I was much disappointed that I never struck a tide high enough to bring a ship in. Once I thought I was going to but when no more than two waves had washed in through the great doors Mr. Gregory rushed out, shut and barred them.

The inside of Father’s store was deep and dark. Cases, crates, and barrels stood piled one on top of another right up to the ceiling, with just a narrow lane running down the middle and ending in what was called “the yard”–not a yard at all, only a strong, rough board shed filled with “empties” and cats. There were no windows; the cats, crawled in and out of the “empties” hunting for rats, their eyes shining in the black.

Slits of daylight cut between the boards of the shed walls, and shadows thrown by a sputtering gas jet made it all spooky and unreal–different from the solid, comfortable feel of the outer store crammed with provisions.

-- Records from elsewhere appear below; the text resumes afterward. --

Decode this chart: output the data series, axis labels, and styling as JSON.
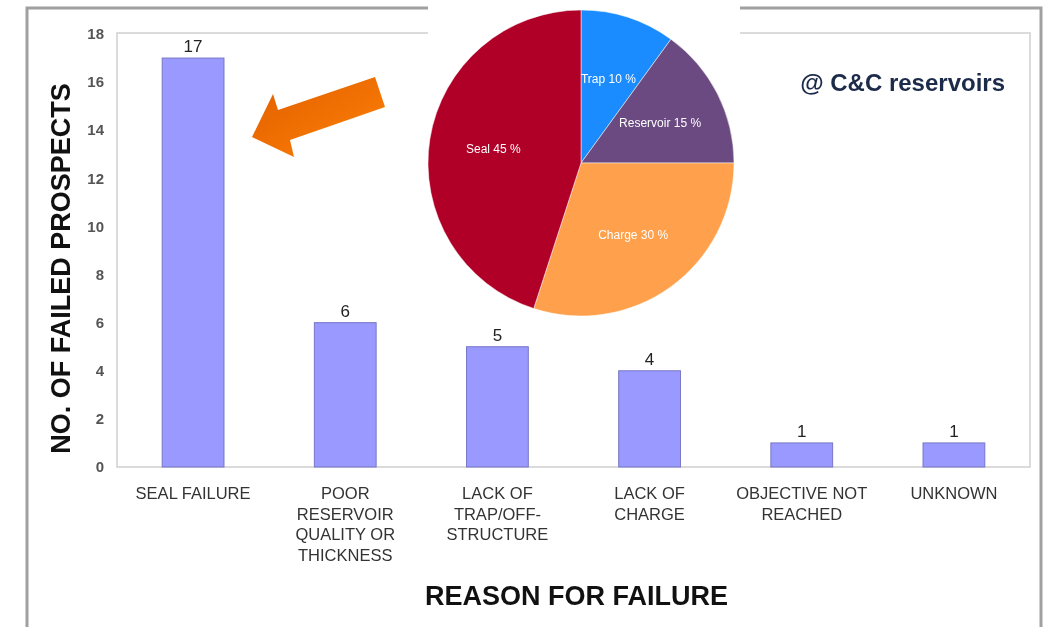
{
  "chart_data": [
    {
      "type": "bar",
      "categories": [
        "SEAL FAILURE",
        "POOR RESERVOIR QUALITY OR THICKNESS",
        "LACK OF TRAP/OFF-STRUCTURE",
        "LACK OF CHARGE",
        "OBJECTIVE NOT REACHED",
        "UNKNOWN"
      ],
      "values": [
        17,
        6,
        5,
        4,
        1,
        1
      ],
      "color": "#9999ff",
      "ylim": [
        0,
        18
      ],
      "yticks": [
        0,
        2,
        4,
        6,
        8,
        10,
        12,
        14,
        16,
        18
      ],
      "xlabel": "REASON FOR FAILURE",
      "ylabel": "NO. OF FAILED PROSPECTS",
      "data_labels": true,
      "annotations": [
        "@ C&C reservoirs"
      ]
    },
    {
      "type": "pie",
      "categories": [
        "Trap",
        "Reservoir",
        "Charge",
        "Seal"
      ],
      "values": [
        10,
        15,
        30,
        45
      ],
      "value_labels": [
        "10 %",
        "15 %",
        "30 %",
        "45 %"
      ],
      "colors": [
        "#1a8cff",
        "#6a4a80",
        "#ffa04c",
        "#b00028"
      ]
    }
  ]
}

Father had every colour of cat. He took fresh milk in a bottle from home every morning to them; he said a diet of straight rat was not healthy for cats. Only one of them was a comfortable, particular cat and came to sit by the stove in Father’s office. The rest were just wholesale cats. Father’s office was beside the open front of his big store and in it Father sat in front of a large, square table covered with green baize; on it in front of him was a cupboard full of drawers and pigeon-holes.

He sat in a high-backed wicker armchair. His beard was white and, after he went bald, he wore a black skull cap. A fat round stove, nearly always red hot, was between Father’s table and the long, high desk where his men stood or sat on high stools doing their books when they were not trundling boxes on a truck.

There was an iron safe in one corner of the office with a letter press on top and there were two yellow chairs for customers to sit on while Father wrote their orders in his book. Everything was dozened in Father’s store: his was not a business that sold things by pinches in paper bags. High along the wall ran four long shelves holding glass jars of sample English sweets–all pure, all wholesome, all English. The labels said so.